The errors have been found on a corpus of 1756 PHP projects. Any emitted error was compared to the result of the PHP 7.4 compilation. This means that those errors are fatal in PHP 8, while they were absent, or a warning in PHP 7.4. In both cases, in PHP 7.4, it used to be possible to brush them under the carpet, but not in PHP 8.0 anymore.
Common PHP 8.0 compilation errors
- Array and string offset access syntax with curly braces is no longer supported
- Unparenthesized a ? b : c ? d : e is not supported. Use either (a ? b : c) ? d : e or a ? b : (c ? d : e)
- __autoload() is no longer supported, use spl_autoload_register() instead
- Cannot use ‘parent’ when current class scope has no parent
- syntax error, unexpected ‘match’
- The (real) cast has been removed, use (float) instead
- The (unset) cast is no longer supported
- Declaration of A2::B($c, $d = 0) must be compatible with A1::B(&$c, $d = 0)
- Unterminated comment starting line
Array and string offset access syntax with curly braces is no longer supported
Array and string offset access syntax with curly braces is no longer supported means that only the square bracket syntax is now valid.
Unparenthesized a ? b : c ? d : e is not supported. Use either (a ? b : c) ? d : e or a ? b : (c ? d : e)

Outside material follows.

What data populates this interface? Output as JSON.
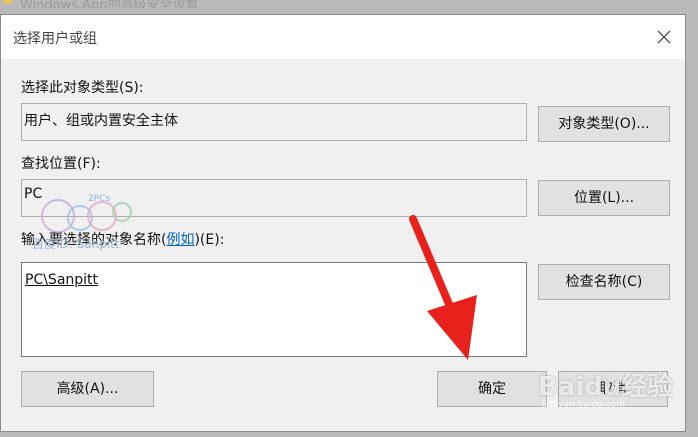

Introduced in PHP 7.4, it is not possible to nest ternary operators. This is related to ternary being right associative, while most of the operators are left associative. PHP RFC: Deprecate left-associative ternary operators.
The error message is quite verbose : take advantage of it! Add some parenthesis, or even , split the nested operation into independent expressions. Exakat spots those with the rule Nested Ternary Without Parenthesis.
__autoload() is no longer supported, use splautoloadregister() instead
This error message might appear here thanks to very old applications. Or if they try to support very old PHP versions. In any case, the message is self-explanatory.
Cannot use ‘parent’ when current class scope has no parent
Using the parent keyword in a class without parent, a.k.a. without extends keyword, used to be a Deprecation Notice. In fact, the class would blow up during execution with a ‘Cannot access parent:: when current class scope has no parent’ Fatal error.
It is now a Fatal error at linting time. This will shorten significantly the time between the bug creation and its discovery.
As for the fix, there are lots of options, depending on how this parent keyword ended up there in the first place. Exakat spots those with the rule Class Without Parent.
syntax error, unexpected ‘match’
This is a consequence of the introduction of the match instruction in PHP. It is not possible to use that name in instantiation (new), use expressions, instanceof, typehints, functions, classes, interfaces, traits or constants. It is still OK inside a namespace, or for a variable name.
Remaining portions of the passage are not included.